Marc aime son père inconditionnellement. Il fera tout pour le sauver de l’autodestruction. Mais celui-ci veut-il être sauvé?

 

Comme le fait remarquer la quatrième de couverture, c’est un « roman poignant et lumineux ». Poignant car tragique. Lumineux, grâce aux personnages et leur caractère.

Entre humour et drame

Le père est « l’homme qui pouvait tout faire mais qui a cru ceux qui lui ont dit qu’il n’y parviendrait pas, qu’il n’arriverait jamais à rien, qu’il rêvait trop ». Il demeure à jamais spectateur de sa propre vie. Il enchaîne les « affaires du siècle », et les déroutes… surtout les déroutes. Malgré tout, il s’agit d’un personnage très intéressant : une personnalité et un esprit hors du commun, et un humour très fin.

Le fils dispose d’une force de caractère qui en ferait pâlir plus d’un. Tout ce qu’il réussit à accomplir par amour pour son père est incroyable. Il décrit toutefois leur relation de la manière suivante : « Certains jours, il me hait. D’autres, il m’aime. Si je coupe les ponts, il meurt. Si je reste trop près, nous coulons. »

Et les autres personnages dans tout cela? Ils sont spectateurs. Ils font bonne figure.

Une tragédie moderne

Alors que l’enfance du narrateur apparaît heureuse, bien que bancale, on observe un glissement progressif vers la réalité. Au fur et à mesure que Marc construit son indépendance et prend conscience du chaos de sa vie et de celle de son père.

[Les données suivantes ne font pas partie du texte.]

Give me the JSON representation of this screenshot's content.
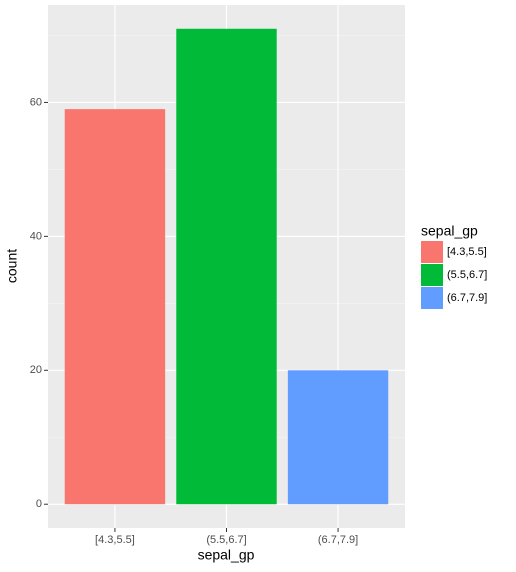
{
  "chart_data": {
    "type": "bar",
    "x_label": "sepal_gp",
    "y_label": "count",
    "categories": [
      "[4.3,5.5]",
      "(5.5,6.7]",
      "(6.7,7.9]"
    ],
    "values": [
      59,
      71,
      20
    ],
    "colors": [
      "#f8766d",
      "#00ba38",
      "#619cff"
    ],
    "legend": {
      "title": "sepal_gp",
      "position": "right"
    },
    "ylim": [
      -3.55,
      74.55
    ],
    "yticks": [
      0,
      20,
      40,
      60
    ],
    "yminorticks": [
      10,
      30,
      50,
      70
    ],
    "grid": true
  }
}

La vie de Marc a basculé le jour où il a mis les pieds autour de cette table de poker et qu’il a raflé la mise. C’est à partir de ce jour que le compte à rebours s’est enclenché.

« Un nouveau bateau coule sous mes yeux, dans le calme. Encore un de ces naufrages que l’on ne veut pas regarder en face parce qu’ils nous renvoient trop à ce que nous sommes. » Cette phrase illustre parfaitement chaque étape de la relation père-fils décrite. Le schéma désastreux se reproduit inlassablement. Et à chaque naufrage, les personnages se rapprochent inlassablement de celui qui les engloutira.

 

 

L’écriture est très fine et suggestive. Le lecteur se laisse vite emporté dans le tourbillon de la relation père-fils décrite. Aussi impuissant que le fils lui-même, il pourra cependant en retirer de nombreux enseignements.

Ce livre est très émouvant, très touchant. Il vous arrivera de rire et de pleurer. Vous serez sûrement gêné d’entrer à ce point dans l’intimité de l’auteur mais vous en serez aussi très honoré. Par ailleurs notons la très jolie première de couverture qui présente quelques photos de famille.